DNA Nucleus Organic CellsThe concept that pressing the button of a single gene can change any complex behavior is entirely unsupported by biological evidence at any scale: genomic, molecular, cellular, organismic. Because interactions between gene products are complex, dynamic and give rise to pleiotropic effects, such intervention can cause significant harm even if implemented with full knowledge of genomic interactions (which at this point is no even partially available). It is far more feasible to correct an error than to “enhance” an already functioning brain. Unlike a car or a computer, brain hardware and software are inextricably intertwined and cannot be decoupled or deactivated during modification (see: Why Our Brains Will Never Live in the Matrix)

If such a scenario is optional, it will introduce extreme de facto or de jure inequalities. If it is mandatory, beyond the obvious fact that it will require massive coercion, it will also result in the equivalent of monocultures, which is the surest way to extinction regardless of how resourceful or dominant a particular species is.
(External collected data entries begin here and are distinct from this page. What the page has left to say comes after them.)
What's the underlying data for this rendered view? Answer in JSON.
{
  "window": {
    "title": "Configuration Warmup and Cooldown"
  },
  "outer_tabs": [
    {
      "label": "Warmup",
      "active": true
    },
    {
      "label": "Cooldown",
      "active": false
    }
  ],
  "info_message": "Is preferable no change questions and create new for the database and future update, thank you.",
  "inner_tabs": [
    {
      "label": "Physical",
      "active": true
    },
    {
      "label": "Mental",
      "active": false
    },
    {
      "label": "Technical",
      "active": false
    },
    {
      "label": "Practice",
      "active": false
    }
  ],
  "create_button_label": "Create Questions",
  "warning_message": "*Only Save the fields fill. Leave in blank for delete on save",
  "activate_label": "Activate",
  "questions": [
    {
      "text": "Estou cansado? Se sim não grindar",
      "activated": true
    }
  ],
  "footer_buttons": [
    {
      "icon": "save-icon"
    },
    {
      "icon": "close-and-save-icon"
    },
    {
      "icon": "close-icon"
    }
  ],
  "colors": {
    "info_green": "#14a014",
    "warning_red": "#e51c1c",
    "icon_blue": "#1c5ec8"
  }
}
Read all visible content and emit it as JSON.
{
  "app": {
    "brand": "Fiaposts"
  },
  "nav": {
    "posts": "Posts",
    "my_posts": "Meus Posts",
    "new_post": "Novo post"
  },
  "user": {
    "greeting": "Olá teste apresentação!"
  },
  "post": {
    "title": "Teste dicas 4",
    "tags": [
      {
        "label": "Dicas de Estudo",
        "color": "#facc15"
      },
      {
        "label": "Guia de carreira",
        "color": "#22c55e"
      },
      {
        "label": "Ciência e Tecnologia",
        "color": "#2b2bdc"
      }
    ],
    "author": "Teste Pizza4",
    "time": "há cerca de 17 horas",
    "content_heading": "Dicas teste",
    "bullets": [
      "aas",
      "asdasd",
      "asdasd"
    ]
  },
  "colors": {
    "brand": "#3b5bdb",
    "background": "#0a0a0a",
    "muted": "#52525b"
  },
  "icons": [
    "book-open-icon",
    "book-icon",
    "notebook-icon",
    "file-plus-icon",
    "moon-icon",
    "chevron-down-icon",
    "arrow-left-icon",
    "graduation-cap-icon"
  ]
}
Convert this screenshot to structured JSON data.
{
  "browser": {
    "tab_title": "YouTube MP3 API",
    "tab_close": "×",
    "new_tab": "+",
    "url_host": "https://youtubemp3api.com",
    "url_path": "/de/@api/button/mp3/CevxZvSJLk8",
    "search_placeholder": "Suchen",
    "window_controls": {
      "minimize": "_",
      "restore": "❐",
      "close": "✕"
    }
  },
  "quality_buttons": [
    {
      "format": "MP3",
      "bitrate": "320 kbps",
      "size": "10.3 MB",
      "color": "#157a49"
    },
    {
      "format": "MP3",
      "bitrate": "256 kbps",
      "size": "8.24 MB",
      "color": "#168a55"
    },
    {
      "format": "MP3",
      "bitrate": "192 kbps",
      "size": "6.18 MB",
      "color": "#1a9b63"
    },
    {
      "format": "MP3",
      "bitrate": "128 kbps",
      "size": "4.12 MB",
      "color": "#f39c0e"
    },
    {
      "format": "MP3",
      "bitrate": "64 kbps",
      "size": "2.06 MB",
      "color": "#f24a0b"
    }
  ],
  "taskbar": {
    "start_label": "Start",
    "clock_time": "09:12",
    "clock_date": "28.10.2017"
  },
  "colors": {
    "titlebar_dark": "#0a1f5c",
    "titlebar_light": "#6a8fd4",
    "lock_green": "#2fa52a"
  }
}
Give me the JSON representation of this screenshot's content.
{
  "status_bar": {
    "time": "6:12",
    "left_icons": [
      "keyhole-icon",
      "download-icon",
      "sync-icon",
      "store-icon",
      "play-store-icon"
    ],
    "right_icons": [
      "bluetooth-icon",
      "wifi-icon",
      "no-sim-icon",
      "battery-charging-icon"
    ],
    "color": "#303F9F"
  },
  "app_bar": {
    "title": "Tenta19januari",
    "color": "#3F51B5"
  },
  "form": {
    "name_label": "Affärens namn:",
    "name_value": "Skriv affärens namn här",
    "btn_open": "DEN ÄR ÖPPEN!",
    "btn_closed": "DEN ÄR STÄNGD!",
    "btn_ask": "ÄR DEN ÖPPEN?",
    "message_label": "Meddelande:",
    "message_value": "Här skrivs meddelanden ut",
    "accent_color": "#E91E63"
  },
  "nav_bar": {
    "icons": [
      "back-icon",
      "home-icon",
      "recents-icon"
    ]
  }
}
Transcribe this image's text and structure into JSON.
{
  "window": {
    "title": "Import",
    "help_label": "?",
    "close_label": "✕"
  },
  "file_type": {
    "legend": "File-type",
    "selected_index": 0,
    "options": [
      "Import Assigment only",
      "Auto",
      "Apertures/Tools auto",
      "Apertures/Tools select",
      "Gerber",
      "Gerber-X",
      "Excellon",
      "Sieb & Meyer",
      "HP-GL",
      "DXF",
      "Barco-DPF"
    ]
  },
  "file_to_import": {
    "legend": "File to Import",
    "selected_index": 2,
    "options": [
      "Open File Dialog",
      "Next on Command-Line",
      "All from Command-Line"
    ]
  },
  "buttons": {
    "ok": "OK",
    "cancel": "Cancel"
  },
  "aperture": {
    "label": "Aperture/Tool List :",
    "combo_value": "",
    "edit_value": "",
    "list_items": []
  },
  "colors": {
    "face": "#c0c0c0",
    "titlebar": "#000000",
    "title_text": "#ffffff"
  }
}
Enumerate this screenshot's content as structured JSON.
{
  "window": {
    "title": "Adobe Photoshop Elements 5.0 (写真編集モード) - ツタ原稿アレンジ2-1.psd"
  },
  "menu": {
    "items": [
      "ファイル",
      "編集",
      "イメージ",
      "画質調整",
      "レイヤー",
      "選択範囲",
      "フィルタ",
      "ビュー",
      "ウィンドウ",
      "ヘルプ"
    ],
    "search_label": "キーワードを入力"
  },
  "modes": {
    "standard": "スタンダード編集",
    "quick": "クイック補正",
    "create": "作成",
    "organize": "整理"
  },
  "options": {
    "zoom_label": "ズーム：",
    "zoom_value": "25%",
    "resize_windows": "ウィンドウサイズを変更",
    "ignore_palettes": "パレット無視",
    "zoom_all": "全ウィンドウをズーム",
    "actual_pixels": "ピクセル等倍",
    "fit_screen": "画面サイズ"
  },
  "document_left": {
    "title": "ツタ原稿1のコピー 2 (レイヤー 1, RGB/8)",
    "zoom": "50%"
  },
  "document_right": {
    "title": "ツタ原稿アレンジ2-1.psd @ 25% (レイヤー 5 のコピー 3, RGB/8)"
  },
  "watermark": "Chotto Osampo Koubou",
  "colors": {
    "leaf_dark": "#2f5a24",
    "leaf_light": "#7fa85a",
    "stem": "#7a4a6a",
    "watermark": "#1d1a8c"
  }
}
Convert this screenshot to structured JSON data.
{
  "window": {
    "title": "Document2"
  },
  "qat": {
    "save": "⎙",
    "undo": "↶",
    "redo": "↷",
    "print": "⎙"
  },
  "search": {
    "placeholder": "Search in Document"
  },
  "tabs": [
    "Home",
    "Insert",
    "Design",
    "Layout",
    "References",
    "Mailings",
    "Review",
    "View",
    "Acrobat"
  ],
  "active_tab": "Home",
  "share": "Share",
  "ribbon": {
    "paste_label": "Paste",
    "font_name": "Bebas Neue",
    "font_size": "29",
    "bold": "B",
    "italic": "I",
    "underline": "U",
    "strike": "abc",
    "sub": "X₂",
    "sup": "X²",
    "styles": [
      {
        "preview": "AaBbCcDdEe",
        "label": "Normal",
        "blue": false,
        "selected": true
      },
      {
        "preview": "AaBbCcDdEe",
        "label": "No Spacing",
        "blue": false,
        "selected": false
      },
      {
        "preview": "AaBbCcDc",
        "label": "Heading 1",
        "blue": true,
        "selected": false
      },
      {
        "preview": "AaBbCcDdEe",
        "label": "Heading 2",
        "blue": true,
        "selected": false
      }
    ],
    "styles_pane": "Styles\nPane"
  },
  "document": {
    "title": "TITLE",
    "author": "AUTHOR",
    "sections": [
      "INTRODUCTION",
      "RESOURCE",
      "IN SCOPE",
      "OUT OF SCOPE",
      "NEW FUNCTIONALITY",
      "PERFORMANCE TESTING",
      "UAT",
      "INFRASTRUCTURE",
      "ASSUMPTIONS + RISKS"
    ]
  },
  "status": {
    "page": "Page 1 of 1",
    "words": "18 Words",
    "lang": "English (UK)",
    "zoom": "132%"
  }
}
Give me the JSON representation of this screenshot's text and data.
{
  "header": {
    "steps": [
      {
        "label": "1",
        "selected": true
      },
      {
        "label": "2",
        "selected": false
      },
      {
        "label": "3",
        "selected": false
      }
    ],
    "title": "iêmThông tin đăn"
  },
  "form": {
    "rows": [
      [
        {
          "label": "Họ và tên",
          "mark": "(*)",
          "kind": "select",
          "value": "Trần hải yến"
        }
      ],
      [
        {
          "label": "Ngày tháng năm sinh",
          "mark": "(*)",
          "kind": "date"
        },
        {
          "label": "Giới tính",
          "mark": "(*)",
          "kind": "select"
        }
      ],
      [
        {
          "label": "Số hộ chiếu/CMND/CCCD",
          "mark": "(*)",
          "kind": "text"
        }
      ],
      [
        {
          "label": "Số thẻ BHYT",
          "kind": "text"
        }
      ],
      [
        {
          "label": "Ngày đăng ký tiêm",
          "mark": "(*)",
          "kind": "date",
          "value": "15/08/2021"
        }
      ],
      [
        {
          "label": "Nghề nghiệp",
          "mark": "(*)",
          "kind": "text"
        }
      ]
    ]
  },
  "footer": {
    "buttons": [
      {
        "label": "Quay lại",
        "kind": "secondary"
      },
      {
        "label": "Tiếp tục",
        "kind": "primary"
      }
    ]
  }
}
And no matter how benevolent the motives of the proponents of such schemes are, all utopian implementations, without exception, degenerate into slaughterhouses and concentration camps.

The proposals to augment “virtue” or “intelligence” fall solidly into the linear progress model advanced by monotheistic religions, which takes for granted that humans are in a fallen state and need to achieve an idealized perfection. For the religiously orthodox, this exemplar is a god; for the transhumanists, it’s often a post-singularity AI. In reality, humans are a work in continuous evolution both biologically and culturally and will almost certainly become extinct if they enter any type of stasis, no matter how “perfect.”

But higher level arguments aside, the foundation stone of all such discussions remains unaltered and unalterable: any proposal to modulate complex traits by changing single genes is like preparing a Mars expedition based on the Ptolemaic view of the universe.